Hal serupa disampaikan Kepala Seksi Kedaruratan BPBD Jabar Budi Budiman Wahyu. Wakil Bupati Bogor Iwan Setiawan mengatakan, untuk sementara, pihaknya melarang warga yang terdampak banjir bandang kembali ke desa karena cuaca masih buruk. Cuaca buruk juga masih terus berlanjut hingga hari ini, Rabu (20/12/2021).
Rentetan bencana
Rentetan bencana alam, seperti banjir bandang dan longsor, mulai melanda Jawa Barat selama Januari 2021. Sebelumnya, terjadi longsor di Desa Cihanjuang, Kecamatan Cimanggung, Kabupaten Sumedang, Sabtu (9/1/2021). Sebanyak 40 orang meninggal dan sebagian besar korban tertimbun material longsor. Pencarian dilakukan selama sepuluh hari untuk menemukan semua korban.
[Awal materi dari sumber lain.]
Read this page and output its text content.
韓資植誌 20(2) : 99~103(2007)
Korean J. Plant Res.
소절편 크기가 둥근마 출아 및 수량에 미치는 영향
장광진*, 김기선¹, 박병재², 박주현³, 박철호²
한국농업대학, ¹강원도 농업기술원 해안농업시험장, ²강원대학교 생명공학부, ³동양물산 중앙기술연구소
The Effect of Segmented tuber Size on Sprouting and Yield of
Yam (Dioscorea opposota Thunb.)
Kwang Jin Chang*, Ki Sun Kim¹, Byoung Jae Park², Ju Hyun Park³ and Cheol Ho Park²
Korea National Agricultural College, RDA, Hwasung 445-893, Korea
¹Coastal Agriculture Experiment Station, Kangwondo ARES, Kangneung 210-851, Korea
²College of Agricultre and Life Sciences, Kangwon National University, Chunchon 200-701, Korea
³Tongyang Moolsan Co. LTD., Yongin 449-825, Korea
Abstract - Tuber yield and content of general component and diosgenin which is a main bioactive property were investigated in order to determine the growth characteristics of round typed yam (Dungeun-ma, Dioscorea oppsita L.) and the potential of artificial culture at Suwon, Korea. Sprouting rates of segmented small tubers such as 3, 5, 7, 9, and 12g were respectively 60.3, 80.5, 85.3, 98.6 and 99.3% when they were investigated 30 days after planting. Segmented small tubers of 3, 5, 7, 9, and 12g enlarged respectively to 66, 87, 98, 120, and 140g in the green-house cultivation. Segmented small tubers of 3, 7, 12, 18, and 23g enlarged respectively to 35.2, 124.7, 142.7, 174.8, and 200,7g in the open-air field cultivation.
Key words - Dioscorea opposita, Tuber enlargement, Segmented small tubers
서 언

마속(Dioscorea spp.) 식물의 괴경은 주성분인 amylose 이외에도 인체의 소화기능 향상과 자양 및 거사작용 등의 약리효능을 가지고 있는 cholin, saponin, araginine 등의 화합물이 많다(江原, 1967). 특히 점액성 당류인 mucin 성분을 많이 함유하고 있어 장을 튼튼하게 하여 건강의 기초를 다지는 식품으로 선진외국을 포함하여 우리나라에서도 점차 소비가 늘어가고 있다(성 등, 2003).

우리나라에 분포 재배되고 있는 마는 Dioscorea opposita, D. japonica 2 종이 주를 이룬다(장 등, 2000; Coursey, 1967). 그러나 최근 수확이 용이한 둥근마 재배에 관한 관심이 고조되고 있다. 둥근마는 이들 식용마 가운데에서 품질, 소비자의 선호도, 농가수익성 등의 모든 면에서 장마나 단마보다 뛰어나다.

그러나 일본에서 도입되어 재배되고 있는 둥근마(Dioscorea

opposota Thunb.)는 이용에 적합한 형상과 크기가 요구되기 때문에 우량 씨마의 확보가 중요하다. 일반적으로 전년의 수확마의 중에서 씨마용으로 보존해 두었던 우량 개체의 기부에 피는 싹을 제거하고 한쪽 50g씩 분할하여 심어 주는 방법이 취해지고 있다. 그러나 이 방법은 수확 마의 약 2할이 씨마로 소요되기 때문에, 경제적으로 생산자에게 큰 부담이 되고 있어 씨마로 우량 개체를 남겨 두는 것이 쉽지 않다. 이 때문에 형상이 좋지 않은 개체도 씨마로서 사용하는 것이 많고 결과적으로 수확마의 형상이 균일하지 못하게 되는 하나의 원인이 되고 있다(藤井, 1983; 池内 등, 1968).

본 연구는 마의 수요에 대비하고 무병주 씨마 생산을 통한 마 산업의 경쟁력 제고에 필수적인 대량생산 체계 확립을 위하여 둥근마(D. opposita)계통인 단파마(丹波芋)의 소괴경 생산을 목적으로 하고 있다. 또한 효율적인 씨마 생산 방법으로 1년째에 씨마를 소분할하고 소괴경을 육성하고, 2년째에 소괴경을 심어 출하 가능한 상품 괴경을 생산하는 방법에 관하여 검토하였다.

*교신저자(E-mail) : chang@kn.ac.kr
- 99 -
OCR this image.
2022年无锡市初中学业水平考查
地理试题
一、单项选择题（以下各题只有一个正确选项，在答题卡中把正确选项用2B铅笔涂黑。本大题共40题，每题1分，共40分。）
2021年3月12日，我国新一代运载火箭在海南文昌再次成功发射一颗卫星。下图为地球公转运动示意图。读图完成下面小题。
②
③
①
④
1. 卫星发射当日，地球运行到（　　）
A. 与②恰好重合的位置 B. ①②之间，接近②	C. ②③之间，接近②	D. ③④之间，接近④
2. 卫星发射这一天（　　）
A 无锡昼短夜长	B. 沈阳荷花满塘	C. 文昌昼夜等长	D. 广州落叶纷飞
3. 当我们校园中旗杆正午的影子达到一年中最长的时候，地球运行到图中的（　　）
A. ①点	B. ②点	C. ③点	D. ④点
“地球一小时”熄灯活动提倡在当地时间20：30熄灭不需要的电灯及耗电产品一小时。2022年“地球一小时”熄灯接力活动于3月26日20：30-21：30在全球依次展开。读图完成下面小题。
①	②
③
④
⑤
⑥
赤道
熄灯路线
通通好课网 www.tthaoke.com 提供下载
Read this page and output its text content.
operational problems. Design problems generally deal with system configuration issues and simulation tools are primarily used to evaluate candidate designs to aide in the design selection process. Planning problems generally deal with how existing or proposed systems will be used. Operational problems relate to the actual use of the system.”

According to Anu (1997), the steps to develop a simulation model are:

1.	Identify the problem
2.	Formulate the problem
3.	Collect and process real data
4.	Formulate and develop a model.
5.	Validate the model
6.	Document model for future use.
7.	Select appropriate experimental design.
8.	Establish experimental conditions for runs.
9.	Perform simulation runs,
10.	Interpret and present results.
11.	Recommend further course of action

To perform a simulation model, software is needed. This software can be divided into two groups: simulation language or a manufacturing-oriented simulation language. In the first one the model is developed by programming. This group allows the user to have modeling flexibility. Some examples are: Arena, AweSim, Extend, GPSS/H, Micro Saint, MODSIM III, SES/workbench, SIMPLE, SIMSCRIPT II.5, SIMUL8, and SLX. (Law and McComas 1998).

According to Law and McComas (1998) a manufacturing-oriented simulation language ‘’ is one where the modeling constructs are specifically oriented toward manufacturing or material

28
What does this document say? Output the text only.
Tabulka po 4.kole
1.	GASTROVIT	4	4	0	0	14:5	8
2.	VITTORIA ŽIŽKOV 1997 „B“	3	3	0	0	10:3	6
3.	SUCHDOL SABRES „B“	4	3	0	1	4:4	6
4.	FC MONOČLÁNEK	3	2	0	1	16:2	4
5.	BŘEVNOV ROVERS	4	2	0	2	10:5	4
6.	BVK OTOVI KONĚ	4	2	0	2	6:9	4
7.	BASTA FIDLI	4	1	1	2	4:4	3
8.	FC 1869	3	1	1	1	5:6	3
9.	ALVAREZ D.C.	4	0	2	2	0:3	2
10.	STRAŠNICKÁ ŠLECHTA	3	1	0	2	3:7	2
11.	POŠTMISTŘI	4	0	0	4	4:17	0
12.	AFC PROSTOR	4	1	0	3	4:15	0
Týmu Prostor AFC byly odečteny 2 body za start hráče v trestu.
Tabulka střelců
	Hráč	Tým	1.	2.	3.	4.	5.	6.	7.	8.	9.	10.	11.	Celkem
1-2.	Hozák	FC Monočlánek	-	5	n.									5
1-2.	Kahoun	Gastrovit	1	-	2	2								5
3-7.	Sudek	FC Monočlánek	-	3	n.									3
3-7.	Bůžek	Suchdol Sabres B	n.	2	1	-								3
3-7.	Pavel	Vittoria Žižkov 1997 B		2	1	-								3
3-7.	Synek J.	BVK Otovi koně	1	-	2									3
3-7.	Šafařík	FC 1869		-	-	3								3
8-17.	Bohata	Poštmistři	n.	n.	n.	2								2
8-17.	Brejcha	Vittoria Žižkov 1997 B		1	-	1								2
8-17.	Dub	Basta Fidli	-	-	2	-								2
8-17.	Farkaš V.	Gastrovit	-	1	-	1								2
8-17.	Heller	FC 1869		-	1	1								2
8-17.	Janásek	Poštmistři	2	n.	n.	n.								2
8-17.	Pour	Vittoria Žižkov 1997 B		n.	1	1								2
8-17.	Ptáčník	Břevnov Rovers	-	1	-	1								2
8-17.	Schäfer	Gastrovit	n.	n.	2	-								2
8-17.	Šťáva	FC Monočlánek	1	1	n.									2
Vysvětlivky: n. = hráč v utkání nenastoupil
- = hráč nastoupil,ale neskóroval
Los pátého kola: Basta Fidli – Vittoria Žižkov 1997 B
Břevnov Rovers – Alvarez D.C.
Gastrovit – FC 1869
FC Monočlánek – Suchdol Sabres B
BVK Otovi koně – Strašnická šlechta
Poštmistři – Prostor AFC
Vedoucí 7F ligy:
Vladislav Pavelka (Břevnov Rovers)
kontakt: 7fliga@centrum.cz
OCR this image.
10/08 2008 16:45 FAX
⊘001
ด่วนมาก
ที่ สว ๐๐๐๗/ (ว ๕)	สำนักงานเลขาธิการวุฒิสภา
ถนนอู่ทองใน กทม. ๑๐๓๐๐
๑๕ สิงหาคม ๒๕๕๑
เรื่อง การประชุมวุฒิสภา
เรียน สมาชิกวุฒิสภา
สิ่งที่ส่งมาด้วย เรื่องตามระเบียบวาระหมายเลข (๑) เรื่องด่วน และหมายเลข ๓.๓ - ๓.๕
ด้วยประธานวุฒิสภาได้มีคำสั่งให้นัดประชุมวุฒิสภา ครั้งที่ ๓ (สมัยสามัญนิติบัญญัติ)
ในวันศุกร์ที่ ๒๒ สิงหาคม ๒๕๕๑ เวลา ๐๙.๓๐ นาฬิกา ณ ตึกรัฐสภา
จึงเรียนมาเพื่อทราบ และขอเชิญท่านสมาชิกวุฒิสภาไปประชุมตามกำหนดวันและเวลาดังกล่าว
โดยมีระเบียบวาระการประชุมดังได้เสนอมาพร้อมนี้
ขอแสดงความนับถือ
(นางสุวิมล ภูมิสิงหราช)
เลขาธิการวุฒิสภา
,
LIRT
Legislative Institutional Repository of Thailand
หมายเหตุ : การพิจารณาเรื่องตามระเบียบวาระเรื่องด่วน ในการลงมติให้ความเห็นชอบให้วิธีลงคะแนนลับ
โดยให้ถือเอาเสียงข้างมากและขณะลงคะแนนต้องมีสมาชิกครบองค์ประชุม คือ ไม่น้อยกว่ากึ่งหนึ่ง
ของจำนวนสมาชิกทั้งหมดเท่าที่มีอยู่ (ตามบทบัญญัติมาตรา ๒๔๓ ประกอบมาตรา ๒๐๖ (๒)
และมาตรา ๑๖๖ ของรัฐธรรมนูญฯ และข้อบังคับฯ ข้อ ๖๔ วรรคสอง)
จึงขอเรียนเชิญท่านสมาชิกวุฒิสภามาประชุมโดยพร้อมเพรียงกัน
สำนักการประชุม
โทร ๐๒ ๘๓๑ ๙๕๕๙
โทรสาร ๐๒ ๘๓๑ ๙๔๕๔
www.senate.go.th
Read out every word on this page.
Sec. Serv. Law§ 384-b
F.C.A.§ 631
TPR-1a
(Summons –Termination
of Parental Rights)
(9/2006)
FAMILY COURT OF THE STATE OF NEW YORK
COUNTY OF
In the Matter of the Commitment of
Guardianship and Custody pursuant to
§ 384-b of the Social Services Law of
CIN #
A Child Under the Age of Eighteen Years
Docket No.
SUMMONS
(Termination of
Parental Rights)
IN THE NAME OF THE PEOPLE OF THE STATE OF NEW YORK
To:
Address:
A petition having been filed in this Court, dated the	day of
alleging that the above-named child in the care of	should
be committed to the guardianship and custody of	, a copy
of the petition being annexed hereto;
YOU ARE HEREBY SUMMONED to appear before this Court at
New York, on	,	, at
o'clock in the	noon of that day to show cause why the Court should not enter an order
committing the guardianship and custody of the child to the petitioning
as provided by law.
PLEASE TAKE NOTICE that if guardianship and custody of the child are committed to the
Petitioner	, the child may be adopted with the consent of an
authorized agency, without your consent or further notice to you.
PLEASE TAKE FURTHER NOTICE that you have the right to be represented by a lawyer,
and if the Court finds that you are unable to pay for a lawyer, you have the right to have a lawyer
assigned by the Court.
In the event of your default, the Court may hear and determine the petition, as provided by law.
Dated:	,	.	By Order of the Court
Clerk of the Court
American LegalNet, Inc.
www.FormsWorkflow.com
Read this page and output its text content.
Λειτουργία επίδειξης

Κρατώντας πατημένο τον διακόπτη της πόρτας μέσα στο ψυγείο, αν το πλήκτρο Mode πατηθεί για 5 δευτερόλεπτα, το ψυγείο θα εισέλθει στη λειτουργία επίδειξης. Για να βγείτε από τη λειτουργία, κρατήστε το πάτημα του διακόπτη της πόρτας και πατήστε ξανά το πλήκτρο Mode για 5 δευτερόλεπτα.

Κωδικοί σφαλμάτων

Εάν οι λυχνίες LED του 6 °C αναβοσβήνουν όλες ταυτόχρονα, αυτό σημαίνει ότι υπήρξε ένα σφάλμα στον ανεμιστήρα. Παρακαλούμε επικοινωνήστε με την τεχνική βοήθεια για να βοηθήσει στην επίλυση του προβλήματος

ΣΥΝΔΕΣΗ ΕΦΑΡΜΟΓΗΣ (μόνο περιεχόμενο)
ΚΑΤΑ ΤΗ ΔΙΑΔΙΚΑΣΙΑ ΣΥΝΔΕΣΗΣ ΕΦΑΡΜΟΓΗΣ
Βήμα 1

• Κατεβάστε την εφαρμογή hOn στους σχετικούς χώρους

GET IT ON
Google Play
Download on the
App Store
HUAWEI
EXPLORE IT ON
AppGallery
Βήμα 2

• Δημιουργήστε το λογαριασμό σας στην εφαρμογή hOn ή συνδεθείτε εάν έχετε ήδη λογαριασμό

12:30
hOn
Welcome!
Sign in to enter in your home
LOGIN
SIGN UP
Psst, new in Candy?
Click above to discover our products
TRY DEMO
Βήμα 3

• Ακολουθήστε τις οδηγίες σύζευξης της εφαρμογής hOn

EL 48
Kepala Bidang Pemetaan Kebencanaan dan Perubahan Iklim Badan Informasi Geospasial Ferrari Pinem menyebutkan, survei lapangan yang dilakukan timnya menunjukkan, faktor yang dominan mendukung longsor di Desa Cihanjuang adalah kelerengan, curah hujan tinggi, drainase, kondisi batuan dan tanah, serta tutupan lahan.
Pinem menambahkan, dari hasil observasi, longsor lanjutan masih berpotensi terjadi di wilayah itu. ”Ada kemungkinan longsor terjadi di kemudian hari. Banyak ditemukan rekahan tanah dan aliran air di area yang lebih tinggi,” katanya.
Hal senada ditegaskan Kepala Bidang Mitigasi Gerakan Tanah Pusat Vulkanologi dan Mitigasi Bencana Geologi Agus Budianto. Gubernur Jabar Ridwan Kamil meminta semua kepala daerah menganalisis zona rawan bencana dan berupaya memindahkan warga ke tempat yang aman.